898P - Locoregional vs. distant relapse: Impact on survival in patients with recurrent/metastatic head and neck squamous cell carcinoma (R/M HNSCC) treated with immunotherapy

Background

Immune checkpoint inhibitors (ICIs) are active in patients (pts) with R/M HNSCC. However, patient selection remains a challenge as the majority fail to respond. The effect of site of relapse on immunotherapy outcome has not been previously studied in R/M HNSCC. We therefore sought to assess the efficacy of immunotherapy according to site of relapse at baseline treatment.

Methods

A retrospective study was conducted at the Institut Universitaire du Cancer de Toulouse. All pts with R/M HNSCC who received immunotherapy as part of a clinical trial or as an EMA-approved indication from 2013 to 2019 were reviewed. Inclusion criteria were pts who received at least one dose of single or a combination of ICIs and for whom efficacy data were available. Pts were divided into three groups according to the site of relapse at baseline immunotherapy: loco-regional (LR), distant (D) or both (B). For pts treated with LR radiotherapy before ICI, radiation fields were reviewed and LR recurrences classified as infield, marginal or outfield.

Results

Of 87 pts treated with ICI, 57 met inclusion criteria: 18 in the LR group (31.6%), 14 in the D group (24.6%), 25 in the B group (43.9%). The median number of lines before immunotherapy was 1 in all groups. ICI was given as monotherapy in 63.6% of pts or as combination in 36.4%, with a balanced distribution between groups. There was no significant difference in terms of age, performance status, albumin and LDH levels. The median OS (95%CI) from the initiation of ICI was longer in the D group: 18.7 mo (6.4;33.8) vs. 7.6 mo (3.4;16.3) and 5.0 mo (4.1;12.4) in the LR and B groups, respectively. Objective response rate (ORR) and PFS between groups showed no significant difference. Radiation field data was available for 34 patients: outfield recurrences showed a higher ORR of 40% (2/5) compared to 12.5% (1/8) and 23.8% (5/21) for marginal and infield recurrences, respectively.

Conclusions

Our results show that pts with distant-only relapse treated with immunotherapy doubled OS benefit compared to pts with local relapse. We suggest that site of relapse should be stratified as loco-regional and distant-only in future clinical trials of immunotherapy for HNSCC.

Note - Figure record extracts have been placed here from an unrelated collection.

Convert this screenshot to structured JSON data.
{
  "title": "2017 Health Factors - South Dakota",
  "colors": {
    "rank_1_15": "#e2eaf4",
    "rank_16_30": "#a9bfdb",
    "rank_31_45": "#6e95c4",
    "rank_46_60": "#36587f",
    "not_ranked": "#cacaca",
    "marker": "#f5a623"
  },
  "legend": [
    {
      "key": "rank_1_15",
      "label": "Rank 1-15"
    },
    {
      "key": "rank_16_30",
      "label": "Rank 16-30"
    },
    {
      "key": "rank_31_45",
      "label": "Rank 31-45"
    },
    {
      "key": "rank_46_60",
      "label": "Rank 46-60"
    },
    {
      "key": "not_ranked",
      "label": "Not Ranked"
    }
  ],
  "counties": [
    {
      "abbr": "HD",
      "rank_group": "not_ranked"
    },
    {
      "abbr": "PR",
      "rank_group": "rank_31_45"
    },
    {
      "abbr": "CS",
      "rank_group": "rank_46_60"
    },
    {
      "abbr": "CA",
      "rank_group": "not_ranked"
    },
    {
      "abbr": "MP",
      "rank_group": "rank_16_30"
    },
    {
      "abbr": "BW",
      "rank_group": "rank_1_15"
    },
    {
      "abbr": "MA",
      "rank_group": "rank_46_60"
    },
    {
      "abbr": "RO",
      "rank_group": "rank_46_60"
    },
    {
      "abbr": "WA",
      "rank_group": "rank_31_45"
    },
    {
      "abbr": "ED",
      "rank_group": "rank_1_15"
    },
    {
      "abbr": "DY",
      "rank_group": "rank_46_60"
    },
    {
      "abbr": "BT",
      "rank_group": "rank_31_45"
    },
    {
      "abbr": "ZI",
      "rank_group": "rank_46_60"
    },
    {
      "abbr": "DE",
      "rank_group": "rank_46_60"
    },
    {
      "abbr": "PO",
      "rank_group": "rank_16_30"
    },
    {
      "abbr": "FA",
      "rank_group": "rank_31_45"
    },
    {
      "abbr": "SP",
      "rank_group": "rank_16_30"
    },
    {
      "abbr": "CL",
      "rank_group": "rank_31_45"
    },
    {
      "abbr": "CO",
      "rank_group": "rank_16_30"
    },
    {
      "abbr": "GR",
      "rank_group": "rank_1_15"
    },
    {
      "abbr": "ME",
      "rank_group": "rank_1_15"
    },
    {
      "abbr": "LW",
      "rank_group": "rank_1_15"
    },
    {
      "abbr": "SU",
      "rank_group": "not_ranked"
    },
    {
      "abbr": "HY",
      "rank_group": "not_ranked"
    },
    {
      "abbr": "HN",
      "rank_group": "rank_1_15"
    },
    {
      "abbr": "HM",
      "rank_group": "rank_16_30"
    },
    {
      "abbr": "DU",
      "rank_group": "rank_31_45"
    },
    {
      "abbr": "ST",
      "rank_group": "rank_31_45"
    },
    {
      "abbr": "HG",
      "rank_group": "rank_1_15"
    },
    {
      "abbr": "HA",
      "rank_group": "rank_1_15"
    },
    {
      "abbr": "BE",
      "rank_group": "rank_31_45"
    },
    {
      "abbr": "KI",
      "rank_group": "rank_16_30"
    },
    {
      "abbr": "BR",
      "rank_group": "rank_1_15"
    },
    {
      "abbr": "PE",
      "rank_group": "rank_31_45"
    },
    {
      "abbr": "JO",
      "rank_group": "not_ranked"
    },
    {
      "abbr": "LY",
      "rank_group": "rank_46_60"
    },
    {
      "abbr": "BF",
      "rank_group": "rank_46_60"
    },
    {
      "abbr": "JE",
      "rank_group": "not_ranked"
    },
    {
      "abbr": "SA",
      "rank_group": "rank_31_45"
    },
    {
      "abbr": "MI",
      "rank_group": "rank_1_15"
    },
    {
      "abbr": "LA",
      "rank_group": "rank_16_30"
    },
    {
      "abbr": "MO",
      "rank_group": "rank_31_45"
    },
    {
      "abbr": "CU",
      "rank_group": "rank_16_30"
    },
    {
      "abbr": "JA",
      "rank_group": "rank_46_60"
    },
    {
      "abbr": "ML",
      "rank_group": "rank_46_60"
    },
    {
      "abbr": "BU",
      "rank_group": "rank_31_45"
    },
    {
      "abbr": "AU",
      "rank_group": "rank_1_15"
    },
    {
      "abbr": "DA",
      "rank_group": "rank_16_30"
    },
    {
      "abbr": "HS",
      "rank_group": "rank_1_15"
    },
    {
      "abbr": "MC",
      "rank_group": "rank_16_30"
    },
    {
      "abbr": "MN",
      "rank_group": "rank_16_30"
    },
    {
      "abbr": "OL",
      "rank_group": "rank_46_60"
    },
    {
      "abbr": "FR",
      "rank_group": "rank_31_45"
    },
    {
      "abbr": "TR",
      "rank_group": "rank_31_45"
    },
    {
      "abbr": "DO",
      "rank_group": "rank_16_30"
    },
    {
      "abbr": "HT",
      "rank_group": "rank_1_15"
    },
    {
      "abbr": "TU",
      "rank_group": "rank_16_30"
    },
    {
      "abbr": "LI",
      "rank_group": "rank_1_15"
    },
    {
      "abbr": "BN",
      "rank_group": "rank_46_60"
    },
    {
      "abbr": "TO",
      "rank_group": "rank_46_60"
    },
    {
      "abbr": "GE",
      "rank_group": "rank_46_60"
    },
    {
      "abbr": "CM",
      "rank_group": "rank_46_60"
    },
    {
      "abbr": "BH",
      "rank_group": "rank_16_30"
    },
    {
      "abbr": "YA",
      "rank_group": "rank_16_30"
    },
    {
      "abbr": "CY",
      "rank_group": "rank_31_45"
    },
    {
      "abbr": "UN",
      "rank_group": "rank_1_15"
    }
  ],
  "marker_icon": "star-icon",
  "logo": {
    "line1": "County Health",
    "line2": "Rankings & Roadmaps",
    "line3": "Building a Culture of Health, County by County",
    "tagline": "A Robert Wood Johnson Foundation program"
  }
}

Clinical trial identification

Editorial acknowledgement

Legal entity responsible for the study

C.A. Gomez-Roca.

Funding

Has not received any funding.

Disclosure

J. Delord: Financial Interests, Personal, Other, Consulting: Novartis; Financial Interests, Institutional, Other, Consulting: Roche/Genentech; Financial Interests, Institutional, Other, Consulting: BMS; Financial Interests, Institutional, Other, Consulting: MSD Oncology; Financial Interests, Institutional, Research Grant: Genentech; Financial Interests, Institutional, Research Grant: BMS; Financial Interests, Institutional, Research Grant: MSD Oncology; Financial Interests, Institutional, Research Grant: AstraZeneca; Financial Interests, Institutional, Research Grant: Transgene. C.A. Gomez-Roca: Financial Interests, Personal, Invited Speaker: BMS; Financial Interests, Personal, Invited Speaker: Pierre Fabre; Financial Interests, Personal, Invited Speaker: Eisai; Financial Interests, Personal, Invited Speaker: Roche/Genentech; Financial Interests, Institutional, Other, Coordinating PI: BMS; Non-Financial Interests, Personal, Other, Steering committee member: BMS; Financial Interests, Personal, Other, Local PI: Foundation Medicine; Non-Financial Interests, Personal, Other, Steering committee member: Genentech; Financial Interests, Institutional, Research Grant: Roche/Genentec. All other authors have declared no conflicts of interest.